Ecco perché gli approcci hi-tech che si riveleranno vincenti potrebbero fare da trampolino di lancio, sia per qualcosa che possa restare anche dopo l’affaire coronavirus, sia per estendere queste modalità pure ai dipendenti pubblici. Quello del contenimento dei contagi, infatti, è solo uno dei molti vantaggi che lo smartworking potrebbe garantire, e che spaziano dal risparmio di tempo a quello relativo alle spese di trasporto, passando per una riduzione delle emissioni e anche per il miglioramento della qualità della vita nella quotidianità lavorativa, garantendo un miglior equilibrio con le necessità familiari o le proprie passioni.
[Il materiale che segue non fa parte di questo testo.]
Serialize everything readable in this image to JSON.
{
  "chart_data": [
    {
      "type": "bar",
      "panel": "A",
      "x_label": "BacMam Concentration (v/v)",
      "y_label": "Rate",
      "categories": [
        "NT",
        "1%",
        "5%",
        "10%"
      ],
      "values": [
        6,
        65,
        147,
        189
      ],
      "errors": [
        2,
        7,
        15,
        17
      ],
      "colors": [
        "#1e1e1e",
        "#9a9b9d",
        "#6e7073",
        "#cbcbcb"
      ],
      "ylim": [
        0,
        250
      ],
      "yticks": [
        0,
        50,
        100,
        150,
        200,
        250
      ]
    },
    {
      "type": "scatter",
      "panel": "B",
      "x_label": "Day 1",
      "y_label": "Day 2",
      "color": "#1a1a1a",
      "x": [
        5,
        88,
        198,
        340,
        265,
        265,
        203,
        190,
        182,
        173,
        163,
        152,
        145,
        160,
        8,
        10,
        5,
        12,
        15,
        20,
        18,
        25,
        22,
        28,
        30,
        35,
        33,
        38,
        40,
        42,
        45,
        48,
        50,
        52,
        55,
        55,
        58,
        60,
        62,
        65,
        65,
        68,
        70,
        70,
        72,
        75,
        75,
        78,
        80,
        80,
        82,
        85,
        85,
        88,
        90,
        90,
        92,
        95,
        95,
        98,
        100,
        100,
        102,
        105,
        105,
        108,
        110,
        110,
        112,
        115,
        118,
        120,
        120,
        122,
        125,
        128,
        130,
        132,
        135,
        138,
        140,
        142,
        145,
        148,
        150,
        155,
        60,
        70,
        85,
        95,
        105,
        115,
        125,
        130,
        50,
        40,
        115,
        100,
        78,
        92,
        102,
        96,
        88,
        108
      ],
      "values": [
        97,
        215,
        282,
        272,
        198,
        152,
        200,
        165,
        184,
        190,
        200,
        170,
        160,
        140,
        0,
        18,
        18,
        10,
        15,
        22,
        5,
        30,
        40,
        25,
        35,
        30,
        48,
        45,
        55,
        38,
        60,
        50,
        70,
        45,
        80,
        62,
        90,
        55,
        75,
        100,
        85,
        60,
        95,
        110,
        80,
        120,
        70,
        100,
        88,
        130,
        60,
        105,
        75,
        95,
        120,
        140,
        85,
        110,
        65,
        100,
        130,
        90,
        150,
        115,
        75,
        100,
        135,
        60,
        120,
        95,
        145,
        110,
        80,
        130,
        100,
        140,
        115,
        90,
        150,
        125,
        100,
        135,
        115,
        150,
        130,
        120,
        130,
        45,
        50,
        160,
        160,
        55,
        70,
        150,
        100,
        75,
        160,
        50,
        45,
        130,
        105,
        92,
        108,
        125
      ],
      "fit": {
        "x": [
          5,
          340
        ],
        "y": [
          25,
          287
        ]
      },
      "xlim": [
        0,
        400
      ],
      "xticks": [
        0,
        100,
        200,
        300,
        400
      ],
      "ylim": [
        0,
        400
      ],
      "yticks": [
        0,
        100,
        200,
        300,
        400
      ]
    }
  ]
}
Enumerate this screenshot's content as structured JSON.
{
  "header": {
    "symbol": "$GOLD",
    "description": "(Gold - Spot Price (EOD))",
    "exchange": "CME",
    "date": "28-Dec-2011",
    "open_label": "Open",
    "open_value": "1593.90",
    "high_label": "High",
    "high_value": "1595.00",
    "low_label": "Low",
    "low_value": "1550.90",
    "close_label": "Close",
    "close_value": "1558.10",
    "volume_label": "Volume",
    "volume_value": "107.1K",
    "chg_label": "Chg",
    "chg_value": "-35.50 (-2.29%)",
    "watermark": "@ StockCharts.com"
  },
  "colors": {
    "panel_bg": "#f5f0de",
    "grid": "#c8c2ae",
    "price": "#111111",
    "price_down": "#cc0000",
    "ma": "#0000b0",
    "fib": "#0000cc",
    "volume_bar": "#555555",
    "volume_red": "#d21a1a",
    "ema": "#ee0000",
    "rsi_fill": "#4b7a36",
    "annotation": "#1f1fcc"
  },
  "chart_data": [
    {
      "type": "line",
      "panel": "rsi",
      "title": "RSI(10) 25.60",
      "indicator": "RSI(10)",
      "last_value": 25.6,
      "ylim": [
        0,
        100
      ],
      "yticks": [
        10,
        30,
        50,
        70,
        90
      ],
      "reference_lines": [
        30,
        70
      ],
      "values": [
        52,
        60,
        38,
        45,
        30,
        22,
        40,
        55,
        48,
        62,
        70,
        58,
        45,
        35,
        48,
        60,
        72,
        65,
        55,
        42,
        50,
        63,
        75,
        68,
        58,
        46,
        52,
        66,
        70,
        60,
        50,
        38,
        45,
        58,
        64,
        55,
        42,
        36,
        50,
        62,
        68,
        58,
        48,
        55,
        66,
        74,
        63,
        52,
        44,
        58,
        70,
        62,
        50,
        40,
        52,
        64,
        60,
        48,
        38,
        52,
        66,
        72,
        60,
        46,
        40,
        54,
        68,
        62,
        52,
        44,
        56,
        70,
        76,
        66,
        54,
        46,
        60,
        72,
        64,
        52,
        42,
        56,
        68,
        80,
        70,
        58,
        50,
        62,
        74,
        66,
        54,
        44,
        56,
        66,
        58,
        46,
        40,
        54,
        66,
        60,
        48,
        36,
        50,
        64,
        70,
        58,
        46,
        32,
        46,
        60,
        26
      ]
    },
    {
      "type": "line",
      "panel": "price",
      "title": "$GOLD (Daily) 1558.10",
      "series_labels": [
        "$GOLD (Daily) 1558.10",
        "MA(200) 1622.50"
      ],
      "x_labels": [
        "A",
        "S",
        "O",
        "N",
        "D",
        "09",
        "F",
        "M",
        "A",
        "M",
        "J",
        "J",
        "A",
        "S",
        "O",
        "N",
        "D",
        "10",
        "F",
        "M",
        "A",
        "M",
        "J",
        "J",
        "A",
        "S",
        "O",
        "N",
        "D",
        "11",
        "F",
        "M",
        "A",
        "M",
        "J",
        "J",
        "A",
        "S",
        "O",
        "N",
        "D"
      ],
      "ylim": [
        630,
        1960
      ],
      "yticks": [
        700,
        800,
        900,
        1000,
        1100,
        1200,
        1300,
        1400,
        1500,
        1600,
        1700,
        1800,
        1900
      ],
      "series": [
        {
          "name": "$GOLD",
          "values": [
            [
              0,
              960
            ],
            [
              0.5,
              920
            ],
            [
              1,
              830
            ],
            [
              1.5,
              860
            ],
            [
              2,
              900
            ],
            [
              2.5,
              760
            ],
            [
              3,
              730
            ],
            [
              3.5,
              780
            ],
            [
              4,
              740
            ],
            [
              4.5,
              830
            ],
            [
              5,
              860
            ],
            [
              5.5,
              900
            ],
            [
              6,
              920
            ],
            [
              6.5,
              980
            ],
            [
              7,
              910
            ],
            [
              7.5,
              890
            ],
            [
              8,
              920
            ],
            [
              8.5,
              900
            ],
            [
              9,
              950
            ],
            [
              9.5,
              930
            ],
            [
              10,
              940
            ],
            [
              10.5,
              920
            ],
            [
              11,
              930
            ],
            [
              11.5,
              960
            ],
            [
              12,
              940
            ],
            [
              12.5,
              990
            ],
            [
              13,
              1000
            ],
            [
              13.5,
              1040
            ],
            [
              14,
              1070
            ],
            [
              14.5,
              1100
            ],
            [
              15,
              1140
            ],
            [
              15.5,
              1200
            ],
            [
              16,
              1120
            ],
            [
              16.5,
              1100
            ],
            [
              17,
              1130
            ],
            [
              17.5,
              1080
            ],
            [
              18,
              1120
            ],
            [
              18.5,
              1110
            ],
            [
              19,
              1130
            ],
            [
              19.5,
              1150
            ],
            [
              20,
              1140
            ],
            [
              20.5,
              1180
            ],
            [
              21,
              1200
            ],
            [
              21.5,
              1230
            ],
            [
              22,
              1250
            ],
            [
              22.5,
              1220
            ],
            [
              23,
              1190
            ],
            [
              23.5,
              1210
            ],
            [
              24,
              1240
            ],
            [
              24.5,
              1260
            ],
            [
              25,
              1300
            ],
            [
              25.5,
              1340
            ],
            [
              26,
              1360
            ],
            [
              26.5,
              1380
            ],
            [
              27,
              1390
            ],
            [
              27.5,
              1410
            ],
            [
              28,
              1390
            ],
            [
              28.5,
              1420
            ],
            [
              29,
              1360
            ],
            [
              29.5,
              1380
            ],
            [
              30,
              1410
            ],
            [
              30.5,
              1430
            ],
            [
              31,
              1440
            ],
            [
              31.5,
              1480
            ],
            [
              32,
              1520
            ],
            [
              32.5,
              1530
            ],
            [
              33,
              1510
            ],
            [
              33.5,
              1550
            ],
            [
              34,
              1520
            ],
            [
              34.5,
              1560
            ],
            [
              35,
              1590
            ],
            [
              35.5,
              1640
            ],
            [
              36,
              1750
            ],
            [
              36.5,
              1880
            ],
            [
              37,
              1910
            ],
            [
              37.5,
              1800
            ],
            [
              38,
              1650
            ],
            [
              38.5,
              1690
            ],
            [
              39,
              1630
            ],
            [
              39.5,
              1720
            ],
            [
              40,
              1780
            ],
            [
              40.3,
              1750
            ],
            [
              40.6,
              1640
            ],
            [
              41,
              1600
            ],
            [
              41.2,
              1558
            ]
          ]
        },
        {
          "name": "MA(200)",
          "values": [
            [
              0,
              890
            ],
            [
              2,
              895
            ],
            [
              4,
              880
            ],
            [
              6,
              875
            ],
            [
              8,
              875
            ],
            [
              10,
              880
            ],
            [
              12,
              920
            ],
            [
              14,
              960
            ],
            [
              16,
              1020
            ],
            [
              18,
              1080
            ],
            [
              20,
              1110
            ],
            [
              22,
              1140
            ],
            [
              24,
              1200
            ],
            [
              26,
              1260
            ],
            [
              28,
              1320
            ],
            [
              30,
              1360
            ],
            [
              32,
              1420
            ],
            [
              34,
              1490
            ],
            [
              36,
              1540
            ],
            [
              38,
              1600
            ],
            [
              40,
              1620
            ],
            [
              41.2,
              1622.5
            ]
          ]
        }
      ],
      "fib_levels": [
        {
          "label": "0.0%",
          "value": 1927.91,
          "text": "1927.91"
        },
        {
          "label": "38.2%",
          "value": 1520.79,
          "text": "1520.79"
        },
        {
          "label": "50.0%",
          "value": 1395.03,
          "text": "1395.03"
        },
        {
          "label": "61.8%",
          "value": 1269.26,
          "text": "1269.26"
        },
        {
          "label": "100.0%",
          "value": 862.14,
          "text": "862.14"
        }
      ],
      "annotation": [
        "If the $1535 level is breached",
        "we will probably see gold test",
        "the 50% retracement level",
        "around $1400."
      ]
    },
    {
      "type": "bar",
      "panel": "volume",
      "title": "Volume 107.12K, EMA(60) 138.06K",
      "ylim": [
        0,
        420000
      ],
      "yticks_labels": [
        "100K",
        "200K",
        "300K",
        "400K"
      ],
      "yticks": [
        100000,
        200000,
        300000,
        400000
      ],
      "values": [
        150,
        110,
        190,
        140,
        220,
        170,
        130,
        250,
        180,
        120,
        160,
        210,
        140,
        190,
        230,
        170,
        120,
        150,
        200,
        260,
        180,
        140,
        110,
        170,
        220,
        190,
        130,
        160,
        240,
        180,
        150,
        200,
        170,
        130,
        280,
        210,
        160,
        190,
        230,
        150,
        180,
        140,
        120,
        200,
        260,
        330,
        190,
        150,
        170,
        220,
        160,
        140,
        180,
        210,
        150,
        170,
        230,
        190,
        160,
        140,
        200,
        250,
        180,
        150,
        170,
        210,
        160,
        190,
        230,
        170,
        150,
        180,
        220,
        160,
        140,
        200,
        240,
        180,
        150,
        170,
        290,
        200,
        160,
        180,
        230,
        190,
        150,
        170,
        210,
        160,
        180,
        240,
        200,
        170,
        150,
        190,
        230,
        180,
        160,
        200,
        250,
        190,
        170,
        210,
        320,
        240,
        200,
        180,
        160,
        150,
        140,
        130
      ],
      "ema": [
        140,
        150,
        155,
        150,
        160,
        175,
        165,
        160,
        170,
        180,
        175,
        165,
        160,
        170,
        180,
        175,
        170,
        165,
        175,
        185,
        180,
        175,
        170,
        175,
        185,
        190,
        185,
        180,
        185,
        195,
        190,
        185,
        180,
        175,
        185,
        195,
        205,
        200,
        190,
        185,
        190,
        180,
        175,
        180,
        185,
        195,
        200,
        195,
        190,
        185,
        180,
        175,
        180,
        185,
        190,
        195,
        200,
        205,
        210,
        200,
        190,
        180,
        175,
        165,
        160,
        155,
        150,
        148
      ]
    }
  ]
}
Naturalmente non tutte le professioni consentono questa modalità – pensiamo per esempio ad agricoltori, addetti al settore turistico e commercianti, già molto penalizzati da quanto sta accadendo – ma anche per quelle più facilmente digitalizzabili occorre anzitutto un salto culturale. Allontanando il falso ritornello del lavorare da casa significa lavorare di meno, e sostituendolo con un sempre più vero lavorare meglio, ossia fare più cose in meno tempo.